L'empire des steppes. Attila, Gengis-khan, Tamerlan (1938)
Introduction


Une édition électronique réalisée à partir du texte de René GROUSSET (1885-1952), L'empire des steppes. Attila, Gengis-khan, Tamerlan (1938). Paris: Éditions Payot, quatrième édition, 1965, pages 1-620 (première édition: 1938). Une édition numérique réalisée par Pierre Palpant, bénévole, Paris.

Introduction

LA STEPPE ET L’HISTOIRE

Telle qu’elle se présente à nous, la Haute Asie porte témoignage du drame géologique le plus grandiose des annales de la planète. La surrection et l’isolement de cette énorme masse continentale sont dus à l’assaut convergent de deux immenses chaînes de plissements d’inégale antiquité : d’une part les plissements hercyniens des T’ien-chan et de l’Altaï, dessinés en bordure, les premiers, du môle sérindien, les seconds de la vieille plateforme sibérienne de l’Angara ; d’autre part les plissements alpins de l’Himalaya venus, au miocène, occuper la place de l’ancienne « Méditerranée » eurasiatique.

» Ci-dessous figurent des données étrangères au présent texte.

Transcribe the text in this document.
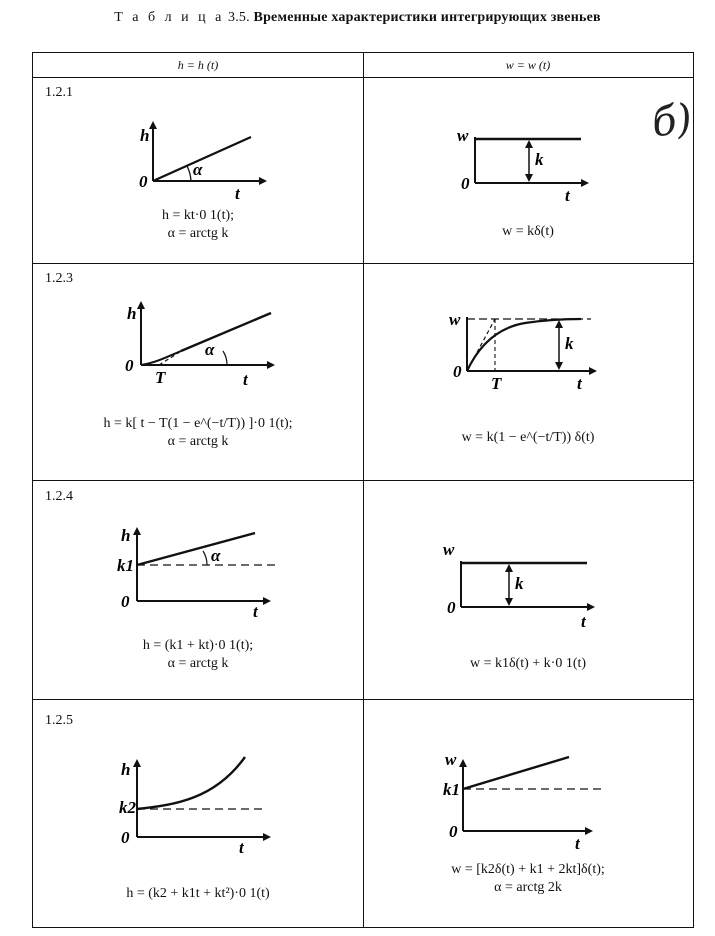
Т а б л и ц а 3.5. Временные характеристики интегрирующих звеньев
б)
h = h (t)	w = w (t)
1.2.1
h
t
0
α
h = kt·0 1(t);
α = arctg k
w
t
0
k
w = kδ(t)
1.2.3
h
t
0
T
α
h = k[ t − T(1 − e^(−t/T)) ]·0 1(t);
α = arctg k
w
t
0
T
k
w = k(1 − e^(−t/T)) δ(t)
1.2.4
h
t
0
k1
α
h = (k1 + kt)·0 1(t);
α = arctg k
w
t
0
k
w = k1δ(t) + k·0 1(t)
1.2.5
h
t
0
k2
h = (k2 + k1t + kt²)·0 1(t)
w
t
0
k1
w = [k2δ(t) + k1 + 2kt]δ(t);
α = arctg 2k
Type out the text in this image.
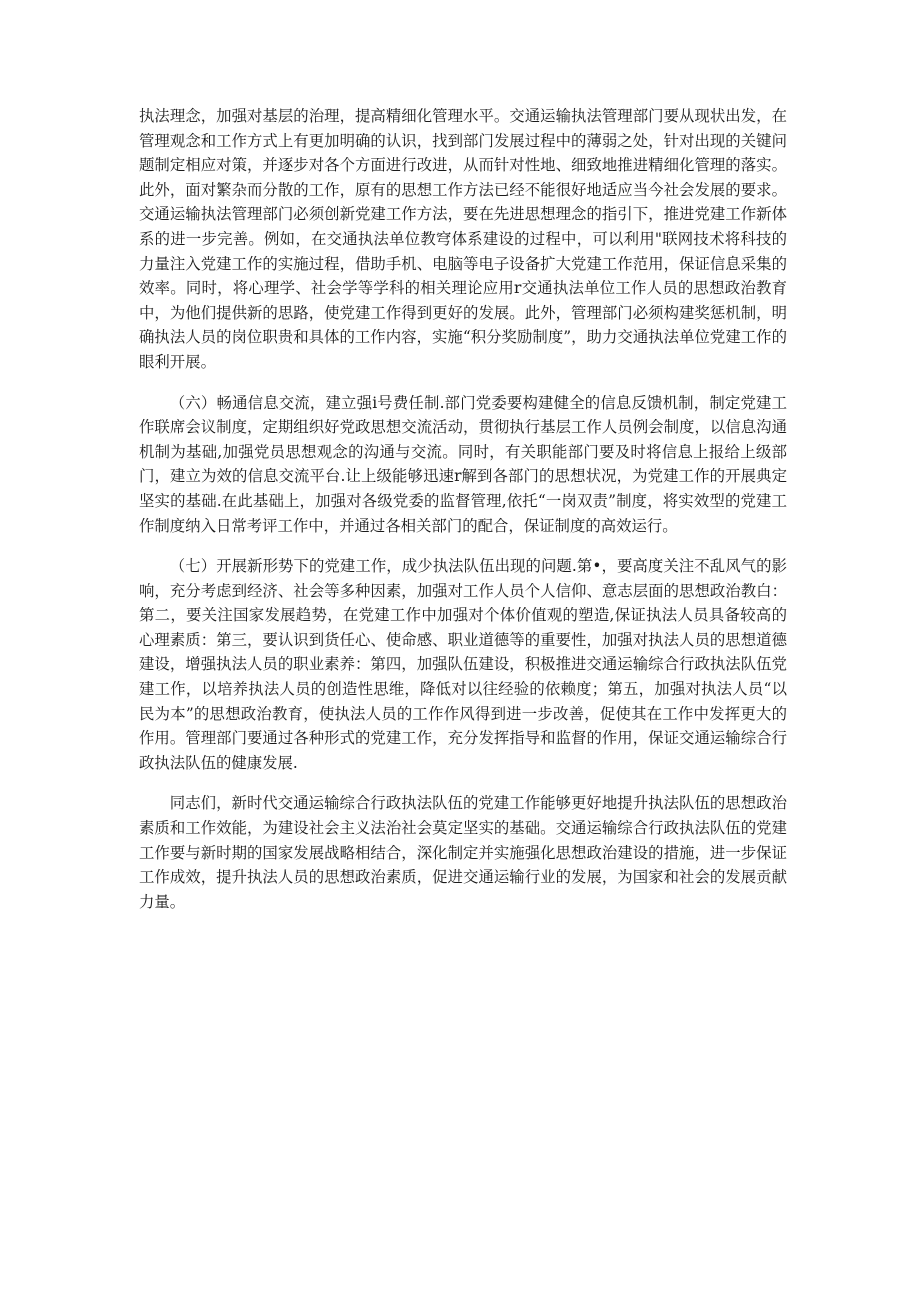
执法理念，加强对基层的治理，提高精细化管理水平。交通运输执法管理部门要从现状出发，在管理观念和工作方式上有更加明确的认识，找到部门发展过程中的薄弱之处，针对出现的关键问题制定相应对策，并逐步对各个方面进行改进，从而针对性地、细致地推进精细化管理的落实。此外，面对繁杂而分散的工作，原有的思想工作方法已经不能很好地适应当今社会发展的要求。交通运输执法管理部门必须创新党建工作方法，要在先进思想理念的指引下，推进党建工作新体系的进一步完善。例如，在交通执法单位教穹体系建设的过程中，可以利用"联网技术将科技的力量注入党建工作的实施过程，借助手机、电脑等电子设备扩大党建工作范用，保证信息采集的效率。同时，将心理学、社会学等学科的相关理论应用r交通执法单位工作人员的思想政治教育中，为他们提供新的思路，使党建工作得到更好的发展。此外，管理部门必须构建奖惩机制，明确执法人员的岗位职贵和具体的工作内容，实施“积分奖励制度”，助力交通执法单位党建工作的眼利开展。

（六）畅通信息交流，建立强i号费任制.部门党委要构建健全的信息反馈机制，制定党建工作联席会议制度，定期组织好党政思想交流活动，贯彻执行基层工作人员例会制度，以信息沟通机制为基础,加强党员思想观念的沟通与交流。同时，有关职能部门要及时将信息上报给上级部门，建立为效的信息交流平台.让上级能够迅速r解到各部门的思想状况，为党建工作的开展典定坚实的基础.在此基础上，加强对各级党委的监督管理,依托“一岗双责”制度，将实效型的党建工作制度纳入日常考评工作中，并通过各相关部门的配合，保证制度的高效运行。

（七）开展新形势下的党建工作，成少执法队伍出现的问题.第•，要高度关注不乱风气的影响，充分考虑到经济、社会等多种因素，加强对工作人员个人信仰、意志层面的思想政治教白：第二，要关注国家发展趋势，在党建工作中加强对个体价值观的塑造,保证执法人员具备较高的心理素质：第三，要认识到货任心、使命感、职业道德等的重要性，加强对执法人员的思想道德建设，增强执法人员的职业素养：第四，加强队伍建设，积极推进交通运输综合行政执法队伍党建工作，以培养执法人员的创造性思维，降低对以往经验的依赖度；第五，加强对执法人员“以民为本”的思想政治教育，使执法人员的工作作风得到进一步改善，促使其在工作中发挥更大的作用。管理部门要通过各种形式的党建工作，充分发挥指导和监督的作用，保证交通运输综合行政执法队伍的健康发展.

同志们，新时代交通运输综合行政执法队伍的党建工作能够更好地提升执法队伍的思想政治素质和工作效能，为建设社会主义法治社会莫定坚实的基础。交通运输综合行政执法队伍的党建工作要与新时期的国家发展战略相结合，深化制定并实施强化思想政治建设的措施，进一步保证工作成效，提升执法人员的思想政治素质，促进交通运输行业的发展，为国家和社会的发展贡献力量。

L’arc concave des T’ien-chan et de l’Altaï au nord-ouest, l’arc opposé de l’Himalaya au sud ont encerclé et isolé le Turkestan et la Mongolie, ainsi restés comme suspendus au-dessus des plaines de la périphérie. L’éloignement des mers, en plus de l’altitude, a contribué à doter ces hautes terres d’un climat continental extrême, avec excès de chaleur en été, excès de froid en hiver : à Ourga, en Mongolie, température oscillant de +38 à -42. Exception faite du massif du Tibet auquel son altitude vaut des conditions végétales presque polaires, exception faite aussi du demi-cercle montagneux de l’Altaï et des T’ien-chan qui, pour des raisons analogues, présente un climat alpin, avec l’étagement habituel depuis les forêts de base jusqu’à la végétation raréfiée des sommets, presque tout le reste de la Haute Asie est couvert d’une zone longitudinale de steppes herbeuses à repos hivernal, desséchées pendant l’été. Les prairies-steppes, — plus vivantes dans les régions irriguées, agonisant et tournant au désert dans les solitudes centrales en voie de saharification, — courent depuis la Mandchourie jusqu’à la Crimée, depuis Ourga, en Haute Mongolie, jusqu’à la région de Merv et de Balkh où d’ailleurs la prairie-steppe eurasiatique du Nord se continue par la steppe sèche subtropicale, d’affinités méditerranéennes, de l’Iran et de l’Afghanistan.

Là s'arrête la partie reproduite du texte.